Combined, these results suggest that the members of the acI lineage are photoheterotrophs and that their survival depends on the availability of a diverse array of N-rich compounds, saccharides, and light. The acI lineage does not appear to be metabolically self-sufficient and may participate in the turnover of high-molecular-weight dissolved organic compounds, such as starch, glycogen, and cellulose. Metatranscriptomic analysis showed that transport proteins were among those most highly expressed in the acI genomes, and expression of multiple putative amino acid transporters may facilitate uptake of these labile compounds. We also observed differences in the relative levels of expression of these transporters, which may point to clade-specific differences in affinities for these substrates. Finally, the actinorhodopsin protein was highly expressed and may facilitate synthesis of the ATP needed to drive acI’s many ABC-type transporters.

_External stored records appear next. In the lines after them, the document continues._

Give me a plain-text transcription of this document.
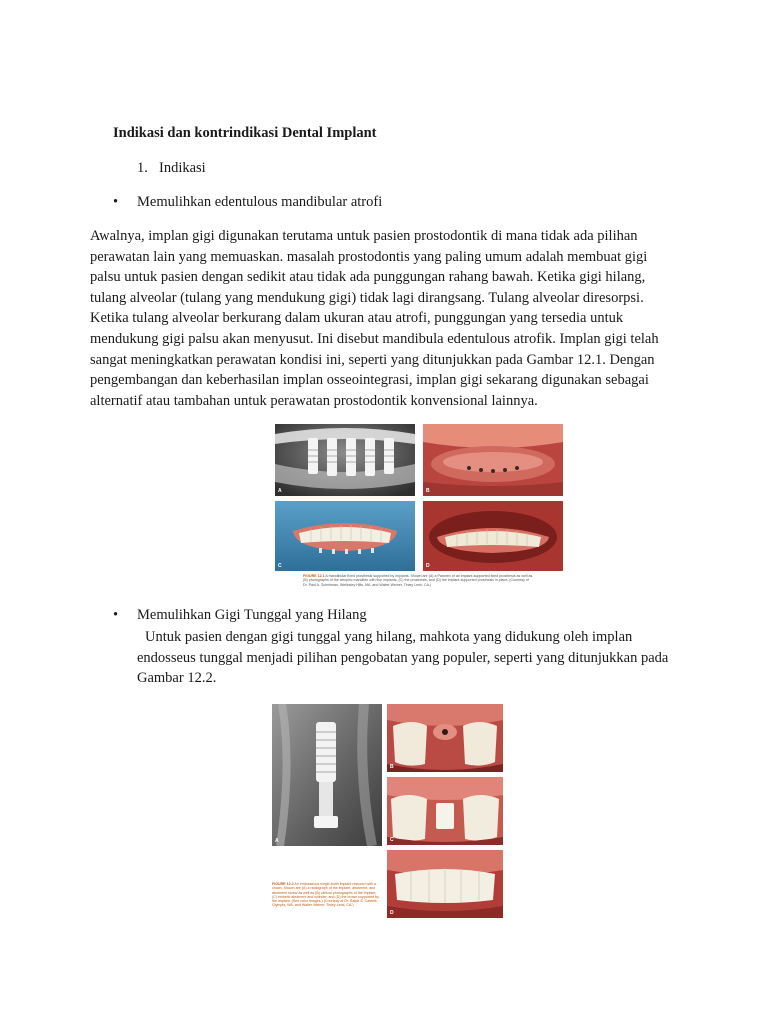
Indikasi dan kontrindikasi Dental Implant
1. Indikasi
• Memulihkan edentulous mandibular atrofi
Awalnya, implan gigi digunakan terutama untuk pasien prostodontik di mana tidak ada pilihan perawatan lain yang memuaskan. masalah prostodontis yang paling umum adalah membuat gigi palsu untuk pasien dengan sedikit atau tidak ada punggungan rahang bawah. Ketika gigi hilang, tulang alveolar (tulang yang mendukung gigi) tidak lagi dirangsang. Tulang alveolar diresorpsi. Ketika tulang alveolar berkurang dalam ukuran atau atrofi, punggungan yang tersedia untuk mendukung gigi palsu akan menyusut. Ini disebut mandibula edentulous atrofik. Implan gigi telah sangat meningkatkan perawatan kondisi ini, seperti yang ditunjukkan pada Gambar 12.1. Dengan pengembangan dan keberhasilan implan osseointegrasi, implan gigi sekarang digunakan sebagai alternatif atau tambahan untuk perawatan prostodontik konvensional lainnya.
A	B
C	D
FIGURE 12.1 A mandibular fixed prosthesis supported by implants. Shown are (A) a Panorex of an implant-supported fixed prosthesis as well as (B) photographs of the atrophic mandible with five implants, (C) the prosthesis, and (D) the implant-supported prosthesis in place. (Courtesy of Dr. Paul A. Schnitman, Wellesley Hills, MA, and Walter Weiner, Tinley Lenk, CA.)
• Memulihkan Gigi Tunggal yang Hilang
Untuk pasien dengan gigi tunggal yang hilang, mahkota yang didukung oleh implan
endosseus tunggal menjadi pilihan pengobatan yang populer, seperti yang ditunjukkan pada Gambar 12.2.
A
B
C
D
FIGURE 12.2 An endosseous single-tooth implant restored with a crown. Shown are (A) a radiograph of the implant, abutment, and abutment screw as well as (B) clinical photographs of the implant, (C) esthetic abutment and cylinder, and (D) the crown supported by the implant. (See color images.) (Courtesy of Dr. Ralph S. Castelli, Olympia, WA, and Walter Weiner, Tinley Lenk, CA.)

Finally, the fragmented and incomplete nature of SAGs and MAGs required us to construct composite genomes for individual acI clades by leveraging multiple genomes from closely related populations. Such an approach limits the resolution of predictions, as we cannot make predictions at the level of tribes, smaller populations, or individual cells. Thus, metabolic diversification at these taxonomic levels would be missed. Constructing composite genomes may also overestimate the metabolic capabilities of a clade or group; for example, if a complete pathway is present in a clade but is distributed among different tribes, the clade would be able to carry out the activity of the entire pathway in situ only if all tribes were present in close enough proximity to exchange pathway intermediates. Nonetheless, the seed set approach provides a framework that can be used to generate new hypotheses about the substrates used by members of a defined phylogenetic group, provided that multiple closely related genomes are available. As metagenomic assembly and binning techniques and single-cell sequencing methods improve and complete genomes become available, we anticipate our approach being applied to individual microbial genomes.

MATERIALS AND METHODS

A freshwater reference genome collection.This study relied on an extensive collection of freshwater bacterial genomes containing MAGs obtained from two metagenomic time series from two Wisconsin lakes (27, 39) as well as SAGs from three lakes in the United States (21). Additional information about this genome collection can be found in Text S1.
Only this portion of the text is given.